The Stand Your Ground law, which protects people who shoot another person in self-defence, came to national attention following the death of 17-year-old black teen Trayvon Martin in 2012. The law in Florida basically offers immunity to those who are able to claim that they killed another person in an act of self defence, according to The New York Times. A successful claim in the pretrial phase of a case means that the defendant can completely avoid prosecution, as The Times explained. Before, only private citizens were allowed to claim Stand Your Ground immunity, but now police officers will be able to claim immunity too.
“Simply put, a law enforcement officer is a ‘person’ whether on duty or off, and irrespective of whether the officer is making an arrest,” said Florida Justice Alan Lawsone about the 7-0 decision, according to ABC News. “In common understanding, ‘person’ refers to a ‘human being,’ which is not occupation-specific and plainly includes human beings serving as law enforcement officers.”

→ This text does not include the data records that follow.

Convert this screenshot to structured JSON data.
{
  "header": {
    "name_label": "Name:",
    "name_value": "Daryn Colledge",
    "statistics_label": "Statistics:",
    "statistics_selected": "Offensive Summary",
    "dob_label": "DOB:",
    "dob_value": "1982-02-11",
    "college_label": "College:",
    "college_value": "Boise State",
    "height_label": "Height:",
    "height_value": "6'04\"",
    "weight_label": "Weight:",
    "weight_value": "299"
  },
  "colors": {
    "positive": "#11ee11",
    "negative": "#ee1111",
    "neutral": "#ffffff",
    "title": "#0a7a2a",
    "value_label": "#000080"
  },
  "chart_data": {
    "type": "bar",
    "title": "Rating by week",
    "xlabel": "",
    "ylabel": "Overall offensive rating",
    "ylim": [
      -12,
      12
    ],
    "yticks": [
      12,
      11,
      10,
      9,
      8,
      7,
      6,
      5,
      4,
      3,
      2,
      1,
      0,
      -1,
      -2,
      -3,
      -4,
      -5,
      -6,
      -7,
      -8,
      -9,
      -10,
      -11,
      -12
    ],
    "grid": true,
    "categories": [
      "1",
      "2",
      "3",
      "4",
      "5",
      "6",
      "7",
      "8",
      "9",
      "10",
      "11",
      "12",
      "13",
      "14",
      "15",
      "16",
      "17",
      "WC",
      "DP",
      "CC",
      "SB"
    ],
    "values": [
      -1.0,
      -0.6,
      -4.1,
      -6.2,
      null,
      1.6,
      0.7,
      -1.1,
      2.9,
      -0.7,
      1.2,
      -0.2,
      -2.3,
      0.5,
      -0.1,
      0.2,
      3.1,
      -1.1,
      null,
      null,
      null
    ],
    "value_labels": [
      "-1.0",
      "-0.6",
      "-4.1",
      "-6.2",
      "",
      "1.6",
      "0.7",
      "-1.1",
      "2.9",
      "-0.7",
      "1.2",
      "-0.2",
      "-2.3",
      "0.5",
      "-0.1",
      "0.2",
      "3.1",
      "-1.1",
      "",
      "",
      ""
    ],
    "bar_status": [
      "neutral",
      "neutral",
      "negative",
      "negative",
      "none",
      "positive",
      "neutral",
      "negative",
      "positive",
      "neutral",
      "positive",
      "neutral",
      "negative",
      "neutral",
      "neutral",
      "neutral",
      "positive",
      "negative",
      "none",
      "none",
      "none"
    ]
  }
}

It was already extremely rare for police officers to get criminally charged in Florida. It's now likely to be even rarer. Another police officer in Palm Beach Gardens saw his Stand Your Ground claim denied this year. His trial is coming soon.
— Frances Robles (@FrancesRobles) December 14, 2018
The ruling is part of a 2013 shooting in which Broward County deputy Peter Peraza killed 33-year-old black computer engineer Jermaine McBean. He was reportedly walking down a street in Fort Lauderdale and carrying an air rifle on his shoulders. According to The New York Times, Peraza said under oath that he shot McBean after his orders to drop the rifle were ignored. He also said that there had been nothing stopping McBean from following his orders, and he believed that McBean was aiming the rifle at him. The Times later revealed through photographic evidence that McBean had earbuds in when Peraza shot him. This directly went against the police officer’s sworn testimony. The disposition also found that McBean was mentally ill and didn’t have the rifle loaded.
According to The New York Times, the grand jury indicted Peraza for manslaughter. But his case never went to trial because Peraza was able to claim immunity under the Stand Your Ground law. The state appealed Peraza’s immunity, and the case eventually went to the state’s Supreme Court.
“Every unscrupulous law enforcement officer in Florida who kills a civilian now in suspicious circumstances will say he feared for his life, and even with eyewitnesses saying otherwise he walks and can’t be arrested or charged or brought to trial after this decision,” said David Schoen, who is the lawyer representing McBean’s family, to The Times. “It’s an injustice, it really is.”
The ruling has some serious repercussions. Specifically, it shifts the power from juries to elected local judges in the court. As The Times explained, judges often rely on the support of police officers to win elections and now a jury might not get the chance to hear disputed evidence.